Censurados por el castrismo
Esos Beatles felices, conscientes de su grandeza, eternamente jóvenes en el documental, inalcanzables para mi generación, fueron los mismos que el castrismo decidió obliterar en los tempranos años sesenta.
En lo que Let it Be y Abbey Road se horneaban en la fábrica de los Beatles, sin saber a ciencia cierta que marcaban el final de una época gloriosa, la dictadura cubana se abocaba a otro fracaso económico, de una zafra azucarera irrealizable, y seguía atormentando a sus jóvenes mediante la ideología maltrecha y decadente que aún la caracteriza.

Para mis coterráneos, sobre todo aquellos que padecieron el disparate oficial de considerar a los Beatles como “diversionismo ideológico”, poder regocijarse ahora con el documental Let it Be, les garantiza aquella sospecha de que siempre estuvieron en el bando correcto de quienes veneraron al grupo contra todos los riesgos.

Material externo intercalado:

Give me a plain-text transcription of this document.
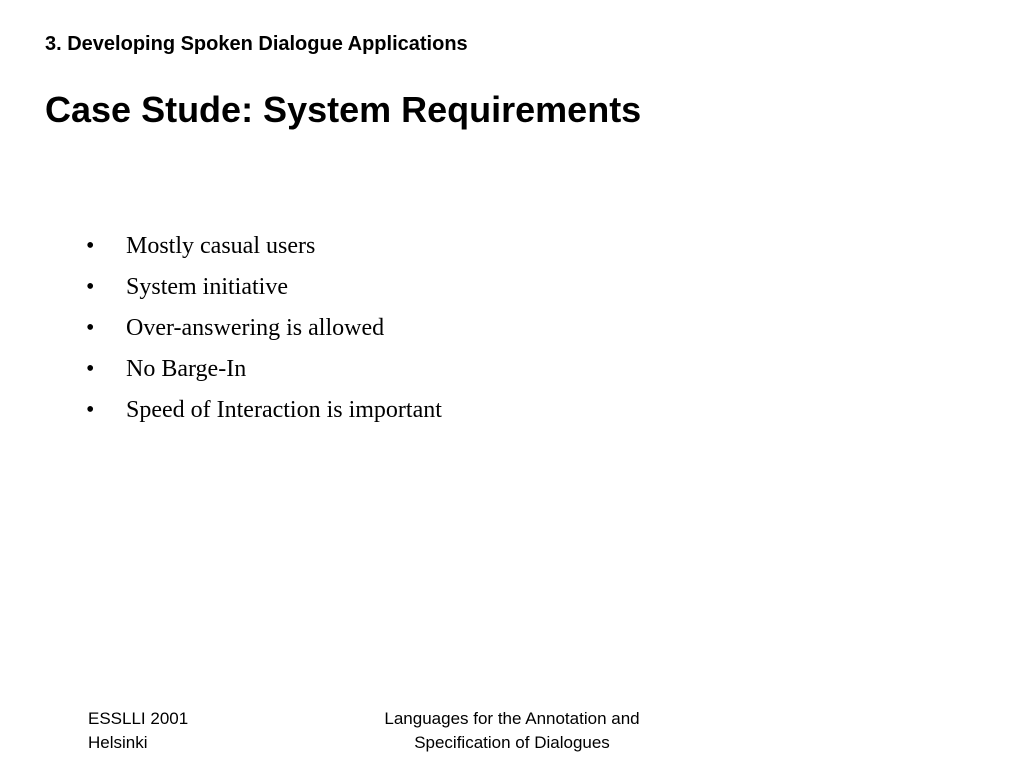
3. Developing Spoken Dialogue Applications
Case Stude: System Requirements
•	Mostly casual users
•	System initiative
•	Over-answering is allowed
•	No Barge-In
•	Speed of Interaction is important
ESSLLI 2001
Helsinki
Languages for the Annotation and
Specification of Dialogues
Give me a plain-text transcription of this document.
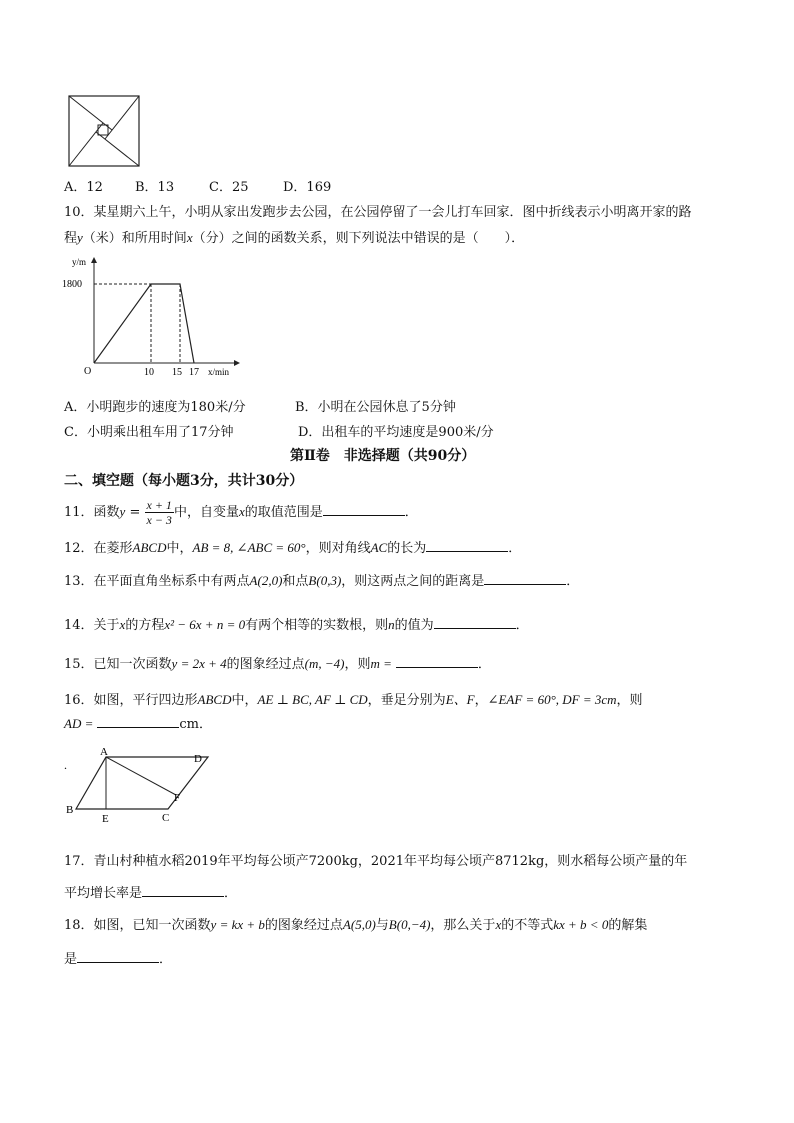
A．12 B．13	C．25	D．169
10．某星期六上午，小明从家出发跑步去公园，在公园停留了一会儿打车回家．图中折线表示小明离开家的路
程y（米）和所用时间x（分）之间的函数关系，则下列说法中错误的是（　　）．
y/m
1800
O	10 15 17 x/min
A．小明跑步的速度为180米/分	B．小明在公园休息了5分钟
C．小明乘出租车用了17分钟	D．出租车的平均速度是900米/分
第Ⅱ卷　非选择题（共90分）
二、填空题（每小题3分，共计30分）
11．函数$y = \frac{x + 1}{x - 3}$ 中，自变量x的取值范围是	．
12．在菱形ABCD中，AB = 8, ∠ABC = 60°，则对角线AC的长为	．
13．在平面直角坐标系中有两点A(2,0)和点B(0,3)，则这两点之间的距离是	．
14．关于x的方程x² − 6x + n = 0有两个相等的实数根，则n的值为	．
15．已知一次函数y = 2x + 4的图象经过点(m, −4)，则m =	．
16．如图，平行四边形ABCD中，AE ⊥ BC, AF ⊥ CD，垂足分别为E、F，∠EAF = 60°, DF = 3cm，则
AD =	cm．
.
A
D
B
E	C
F
17．青山村种植水稻2019年平均每公顷产7200kg，2021年平均每公顷产8712kg，则水稻每公顷产量的年
平均增长率是	．
18．如图，已知一次函数y = kx + b的图象经过点A(5,0)与B(0,−4)，那么关于x的不等式kx + b < 0的解集
是	．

Let it Be humaniza a nuestros dioses culturales. Paul discute la tozudez de George, Yoko Ono permanece como una absurda escultura sentada junto al amor de su vida y Ringo se siente inseguro al proponerles las notas de una canción que tiene a un pulpo en su jardín como protagonista.

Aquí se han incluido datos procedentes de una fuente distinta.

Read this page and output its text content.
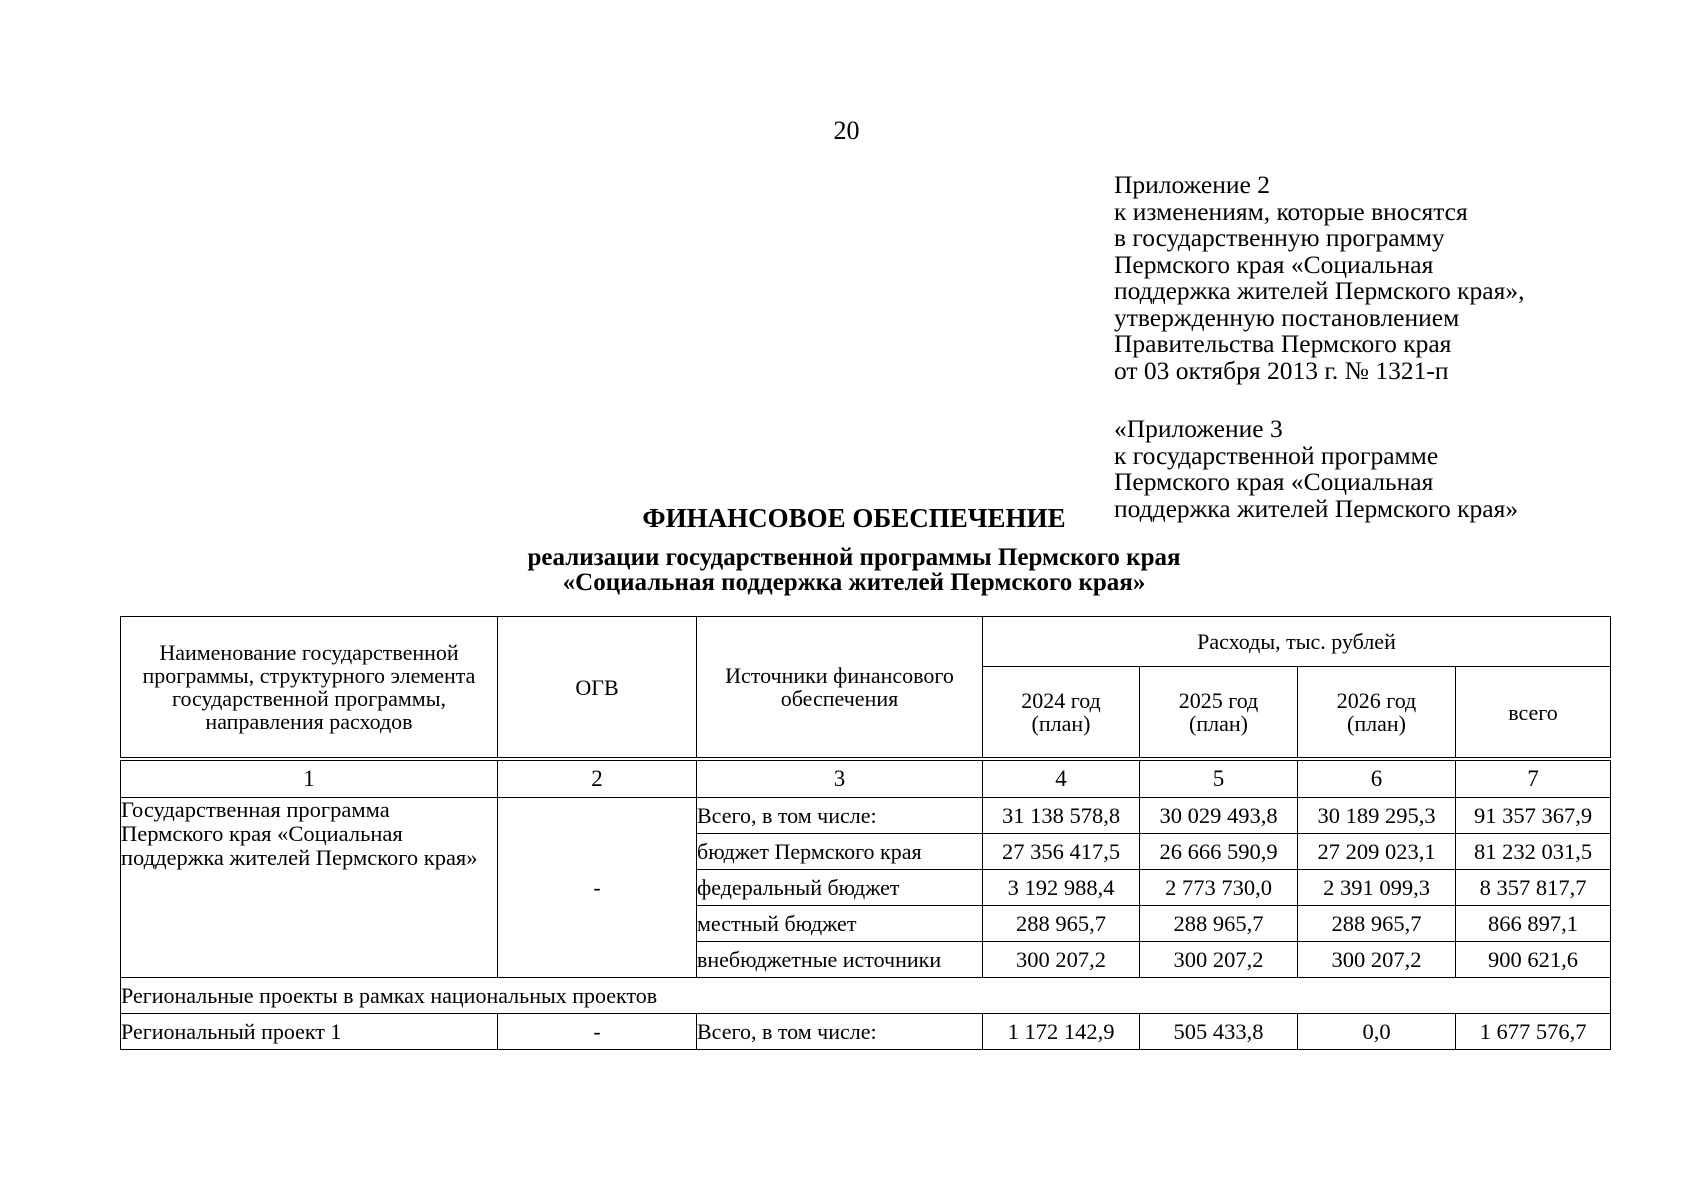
20
Приложение 2
к изменениям, которые вносятся
в государственную программу
Пермского края «Социальная
поддержка жителей Пермского края»,
утвержденную постановлением
Правительства Пермского края
от 03 октября 2013 г. № 1321-п
«Приложение 3
к государственной программе
Пермского края «Социальная
поддержка жителей Пермского края»
ФИНАНСОВОЕ ОБЕСПЕЧЕНИЕ
реализации государственной программы Пермского края
«Социальная поддержка жителей Пермского края»
Наименование государственной программы, структурного элемента государственной программы, направления расходов	ОГВ	Источники финансового обеспечения	Расходы, тыс. рублей			
			2024 год (план)	2025 год (план)	2026 год (план)	всего
1	2	3	4	5	6	7
Государственная программа Пермского края «Социальная поддержка жителей Пермского края»	-	Всего, в том числе:	31 138 578,8	30 029 493,8	30 189 295,3	91 357 367,9
		бюджет Пермского края	27 356 417,5	26 666 590,9	27 209 023,1	81 232 031,5
		федеральный бюджет	3 192 988,4	2 773 730,0	2 391 099,3	8 357 817,7
		местный бюджет	288 965,7	288 965,7	288 965,7	866 897,1
		внебюджетные источники	300 207,2	300 207,2	300 207,2	900 621,6
Региональные проекты в рамках национальных проектов						
Региональный проект 1	-	Всего, в том числе:	1 172 142,9	505 433,8	0,0	1 677 576,7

Paul se erige como el líder indiscutible del proceso creativo, pero se percibe a John como la otra mitad de un círculo cerrado al cual apenas tienen acceso George y Ringo. El dúo Lennon y McCartney manifiesta momentos de apego y cohesión sencillamente inolvidables.


Paul canta “Bésame mucho” en una versión donde fusiona diversas variantes del clásico. John y Yoko bailan desenfrenados al son de “I Me Mine” que George considera un “heavy waltz” y propone con modestia.
Los Beatles ensayan sus canciones en progreso como si ya estuvieran listas para ser dadas a conocer.
Los dioses culturales
El ambiente es festivo. George se queja de que el micrófono tiene electricidad y, entre bromas, un técnico trata de remediarlo. El otro George -Martin-, deambula sonriendo por el salón y hasta los acompaña con algún instrumento.
Además de las canciones nuevas, el grupo pareciera calentar motores con viejos rocks y hasta interpretaciones de sus comienzos, como si estuvieran sobre un escenario público.
Lindsay-Hogg y su equipo no le pierden pie ni pisada a la magia, en los estudios de Apple y Twickenham que tienen pocos atributos visuales para el cine, aunque permiten mayor concentración en los músicos.
Cuando los Beatles salen finalmente de esos espacios cerrados, al aire frío londinense de la azotea, a plena luz del día, la fiesta anunciada se hace realidad y somos testigos de algo que suele repetir Ringo, cuando se unían para componer o cantar, las divergencias eran echadas a un lado y demostraban porque es el más importante grupo de música popular de la historia.